7. Vitamin D-fortified foods

  • There are not many natural sources of vitamin D, which is especially true if you are a vegetarian or if you do not enjoy eating fish.


  • To our good fortune, certain dietary items that do not naturally contain vitamin D have been fortified with this essential.

Cow’s milk

Calcium, phosphorus, and riboflavin are naturally found in cow’s milk (25Trusted Source).

Vitamin D is added to cow’s milk in some places.

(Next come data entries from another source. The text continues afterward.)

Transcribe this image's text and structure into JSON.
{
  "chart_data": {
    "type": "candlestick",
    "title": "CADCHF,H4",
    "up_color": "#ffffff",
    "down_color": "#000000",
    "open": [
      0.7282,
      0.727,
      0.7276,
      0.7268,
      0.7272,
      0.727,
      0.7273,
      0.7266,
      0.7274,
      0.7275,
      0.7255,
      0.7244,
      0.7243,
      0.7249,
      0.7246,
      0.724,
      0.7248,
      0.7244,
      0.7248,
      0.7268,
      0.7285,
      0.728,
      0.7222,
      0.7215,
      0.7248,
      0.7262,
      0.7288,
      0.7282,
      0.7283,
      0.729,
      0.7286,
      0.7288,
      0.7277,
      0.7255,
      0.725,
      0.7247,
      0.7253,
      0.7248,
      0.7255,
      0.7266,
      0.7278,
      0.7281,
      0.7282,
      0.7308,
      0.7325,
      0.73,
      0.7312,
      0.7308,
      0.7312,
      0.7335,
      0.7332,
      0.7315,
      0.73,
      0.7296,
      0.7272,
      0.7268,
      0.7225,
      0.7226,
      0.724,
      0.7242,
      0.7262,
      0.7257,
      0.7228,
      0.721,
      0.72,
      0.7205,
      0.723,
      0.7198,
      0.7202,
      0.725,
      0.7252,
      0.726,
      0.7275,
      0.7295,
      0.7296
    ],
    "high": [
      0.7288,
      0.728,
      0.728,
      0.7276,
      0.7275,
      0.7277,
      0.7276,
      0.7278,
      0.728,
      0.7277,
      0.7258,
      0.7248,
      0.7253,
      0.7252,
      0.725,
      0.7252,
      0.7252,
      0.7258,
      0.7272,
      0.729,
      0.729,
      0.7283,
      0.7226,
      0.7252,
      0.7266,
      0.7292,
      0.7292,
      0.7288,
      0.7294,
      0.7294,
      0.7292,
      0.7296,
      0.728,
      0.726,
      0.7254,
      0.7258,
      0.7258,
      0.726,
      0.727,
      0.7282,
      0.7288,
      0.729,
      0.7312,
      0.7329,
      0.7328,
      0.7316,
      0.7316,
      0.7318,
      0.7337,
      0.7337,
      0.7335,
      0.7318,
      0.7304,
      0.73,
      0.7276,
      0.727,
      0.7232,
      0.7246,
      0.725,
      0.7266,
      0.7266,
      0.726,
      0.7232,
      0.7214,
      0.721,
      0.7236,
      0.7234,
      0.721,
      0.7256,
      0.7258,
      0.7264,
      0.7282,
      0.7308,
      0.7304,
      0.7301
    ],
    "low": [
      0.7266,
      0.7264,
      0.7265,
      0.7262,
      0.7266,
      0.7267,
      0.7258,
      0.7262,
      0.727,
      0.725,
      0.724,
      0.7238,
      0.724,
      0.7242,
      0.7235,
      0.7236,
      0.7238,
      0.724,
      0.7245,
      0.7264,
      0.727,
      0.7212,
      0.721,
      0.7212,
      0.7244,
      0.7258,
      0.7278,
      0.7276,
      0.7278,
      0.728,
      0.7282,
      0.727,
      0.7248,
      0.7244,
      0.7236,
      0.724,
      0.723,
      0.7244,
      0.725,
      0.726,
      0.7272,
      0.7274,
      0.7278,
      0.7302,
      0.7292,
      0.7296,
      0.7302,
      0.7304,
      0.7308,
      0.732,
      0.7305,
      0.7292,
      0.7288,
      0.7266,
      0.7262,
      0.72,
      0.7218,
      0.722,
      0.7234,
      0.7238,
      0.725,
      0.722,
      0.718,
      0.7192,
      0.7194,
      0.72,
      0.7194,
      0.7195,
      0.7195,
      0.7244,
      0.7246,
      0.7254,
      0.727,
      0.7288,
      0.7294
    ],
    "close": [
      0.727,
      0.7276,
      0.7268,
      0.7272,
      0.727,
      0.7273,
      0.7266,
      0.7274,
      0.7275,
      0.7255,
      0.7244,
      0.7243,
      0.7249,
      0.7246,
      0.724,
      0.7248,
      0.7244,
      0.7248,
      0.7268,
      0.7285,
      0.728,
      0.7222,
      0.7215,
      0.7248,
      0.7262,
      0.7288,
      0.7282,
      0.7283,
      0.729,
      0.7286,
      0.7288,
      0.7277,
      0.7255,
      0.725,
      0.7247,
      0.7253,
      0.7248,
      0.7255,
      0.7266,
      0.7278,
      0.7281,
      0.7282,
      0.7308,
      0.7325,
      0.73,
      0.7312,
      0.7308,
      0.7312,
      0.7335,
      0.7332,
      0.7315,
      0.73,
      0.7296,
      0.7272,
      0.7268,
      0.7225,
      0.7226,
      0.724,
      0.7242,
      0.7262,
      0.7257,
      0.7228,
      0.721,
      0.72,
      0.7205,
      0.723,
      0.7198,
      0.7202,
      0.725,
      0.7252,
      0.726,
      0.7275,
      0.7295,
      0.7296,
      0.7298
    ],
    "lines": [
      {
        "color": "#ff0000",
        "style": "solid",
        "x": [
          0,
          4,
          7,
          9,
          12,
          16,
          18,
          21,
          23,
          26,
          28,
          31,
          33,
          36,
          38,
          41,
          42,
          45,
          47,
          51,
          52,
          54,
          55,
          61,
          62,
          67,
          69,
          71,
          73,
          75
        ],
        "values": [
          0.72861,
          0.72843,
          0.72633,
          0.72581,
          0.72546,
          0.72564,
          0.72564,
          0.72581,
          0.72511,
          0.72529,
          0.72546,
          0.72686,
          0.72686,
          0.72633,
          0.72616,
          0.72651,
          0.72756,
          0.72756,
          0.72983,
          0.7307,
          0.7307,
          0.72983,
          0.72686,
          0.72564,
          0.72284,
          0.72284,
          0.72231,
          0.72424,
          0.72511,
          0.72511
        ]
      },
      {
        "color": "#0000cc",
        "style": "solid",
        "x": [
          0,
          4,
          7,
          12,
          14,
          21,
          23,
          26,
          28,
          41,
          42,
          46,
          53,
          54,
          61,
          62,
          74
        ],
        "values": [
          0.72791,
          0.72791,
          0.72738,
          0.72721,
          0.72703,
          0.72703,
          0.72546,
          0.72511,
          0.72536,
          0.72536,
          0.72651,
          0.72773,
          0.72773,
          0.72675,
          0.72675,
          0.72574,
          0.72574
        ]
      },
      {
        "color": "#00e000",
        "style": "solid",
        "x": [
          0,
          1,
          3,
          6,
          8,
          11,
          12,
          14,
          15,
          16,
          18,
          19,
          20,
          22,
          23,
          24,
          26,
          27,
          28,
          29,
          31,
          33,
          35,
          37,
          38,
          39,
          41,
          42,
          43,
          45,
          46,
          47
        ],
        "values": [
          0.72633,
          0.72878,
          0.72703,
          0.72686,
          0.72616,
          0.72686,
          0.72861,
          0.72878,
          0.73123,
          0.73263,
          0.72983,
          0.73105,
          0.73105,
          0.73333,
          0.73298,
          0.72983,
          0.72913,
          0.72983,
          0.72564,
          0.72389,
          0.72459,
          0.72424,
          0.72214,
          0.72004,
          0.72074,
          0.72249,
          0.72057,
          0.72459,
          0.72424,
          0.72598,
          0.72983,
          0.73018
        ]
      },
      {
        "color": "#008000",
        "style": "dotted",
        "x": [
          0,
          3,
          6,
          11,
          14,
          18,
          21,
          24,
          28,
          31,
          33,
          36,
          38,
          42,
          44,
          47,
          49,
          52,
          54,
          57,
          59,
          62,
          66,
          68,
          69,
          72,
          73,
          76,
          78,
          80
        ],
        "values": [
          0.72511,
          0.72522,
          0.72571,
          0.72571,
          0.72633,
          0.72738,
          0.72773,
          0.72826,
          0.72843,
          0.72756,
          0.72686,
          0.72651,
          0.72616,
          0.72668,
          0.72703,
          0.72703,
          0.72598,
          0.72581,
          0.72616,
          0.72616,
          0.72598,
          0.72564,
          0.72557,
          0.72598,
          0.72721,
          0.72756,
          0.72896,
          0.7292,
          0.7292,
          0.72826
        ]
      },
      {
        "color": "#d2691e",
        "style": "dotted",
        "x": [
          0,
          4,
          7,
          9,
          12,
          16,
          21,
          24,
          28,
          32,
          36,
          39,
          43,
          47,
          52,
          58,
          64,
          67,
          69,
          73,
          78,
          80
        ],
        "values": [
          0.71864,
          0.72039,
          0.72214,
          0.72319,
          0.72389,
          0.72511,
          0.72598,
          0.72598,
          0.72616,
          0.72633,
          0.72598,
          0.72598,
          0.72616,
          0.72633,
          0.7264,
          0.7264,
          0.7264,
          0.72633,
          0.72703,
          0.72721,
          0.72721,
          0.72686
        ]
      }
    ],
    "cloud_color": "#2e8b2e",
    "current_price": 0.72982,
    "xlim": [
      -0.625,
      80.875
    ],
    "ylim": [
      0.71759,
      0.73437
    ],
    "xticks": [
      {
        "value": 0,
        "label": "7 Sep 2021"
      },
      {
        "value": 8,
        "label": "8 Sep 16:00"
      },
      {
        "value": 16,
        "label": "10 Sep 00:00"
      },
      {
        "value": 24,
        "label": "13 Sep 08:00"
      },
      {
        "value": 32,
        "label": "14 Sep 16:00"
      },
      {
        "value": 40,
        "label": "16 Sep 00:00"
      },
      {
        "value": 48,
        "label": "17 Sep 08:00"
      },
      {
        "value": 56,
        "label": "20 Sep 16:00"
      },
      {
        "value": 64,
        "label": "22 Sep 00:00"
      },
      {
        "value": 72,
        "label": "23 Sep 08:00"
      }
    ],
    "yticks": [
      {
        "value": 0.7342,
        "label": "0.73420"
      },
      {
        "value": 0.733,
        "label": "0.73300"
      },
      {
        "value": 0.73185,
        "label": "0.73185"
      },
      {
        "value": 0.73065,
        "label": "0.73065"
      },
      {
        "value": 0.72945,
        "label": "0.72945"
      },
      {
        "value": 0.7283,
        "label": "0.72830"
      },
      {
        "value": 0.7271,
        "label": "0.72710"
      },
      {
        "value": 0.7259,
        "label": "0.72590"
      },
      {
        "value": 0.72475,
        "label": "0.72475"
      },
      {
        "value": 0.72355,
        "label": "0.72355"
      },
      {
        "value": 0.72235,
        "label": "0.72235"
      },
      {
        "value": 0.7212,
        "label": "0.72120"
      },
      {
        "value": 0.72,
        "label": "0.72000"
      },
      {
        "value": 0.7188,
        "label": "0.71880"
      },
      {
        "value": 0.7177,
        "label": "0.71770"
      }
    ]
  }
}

Fortified cow’s milk in the US contains 115 IU of vitamin D per cup (237 mL), or 15% of the DV (25Trusted Source).

Soy milk

Since vegans and vegetarians can only get vitamin D from animal products, it may be harder for them to get enough (26Trusted Source).

Because of this, vitamin D and other nutrients that are usually found in cow’s milk are often added to plant-based milk alternatives like soy milk.

The amount may be different for each brand. About 100 to 119 IU, or 13 to 15% of the DV, of vitamin D can be found in one cup (237 mL) (27Trusted Source, 28Trusted Source).

Orange juice

Around 65% of people globally are lactose intolerant and 2% have milk allergies (29, 30Trusted Source).

For this reason, several businesses add vitamin D and calcium to orange juice. Breakfast with one cup (237 mL) of fortified orange juice provides 100 IU of vitamin D, or 12% of the DV (31Trusted Source).

Orange juice may not suit everyone. Acid reflux sufferers may experience worsening symptoms.

If you have diabetes, juice may raise your blood sugar. However, it’s great for treating low blood sugar.

Cereal and oatmeal

Vitamin D-fortified cereals are another option.

Fortified wheat bran flakes offer 18% of the DV of vitamin D, 145 IU per cup. Fortified crisp rice cereal includes 85 IU of vitamin D, 11% of the DV per cup (32Trusted Source, 33Trusted Source).

Not all cereals provide vitamin D. Vitamin D content should be checked on the nutrition label. Even though fortified cereals and oatmeal have less vitamin D than natural sources, they can help you get more.

Vitamin D and calcium

Your body needs vitamin D in order to absorb calcium. This is a very important part of keeping bones strong and the skeleton together.

It is very important to get enough calcium and vitamin D to keep your bones healthy and avoid diseases like osteoporosis, which causes bones to become weak and break easily (34Trusted Source).

The recommended daily allowance (RDA) for vitamin D is 800 IU per day, but it changes a little based on your age.

Between the ages of 1 and 70, kids and adults need about 600 IU of vitamin D every day. This can happen when food sources and sunshine work together. Aim for at least 800 IU (20 mcg) of vitamin D every day for adults over 70 (2Trusted Source).

Also, the RDA for calcium changes based on age. Kids between the ages of 4 and 8 need about 1,000 mg of calcium every day. Kids between the ages of 9 and 18 need about 1,300 mg every day. Between the ages of 19 and 50, adults need around 1,000 mg every day. A lot of people over 50 need 1,200 mg every day (35).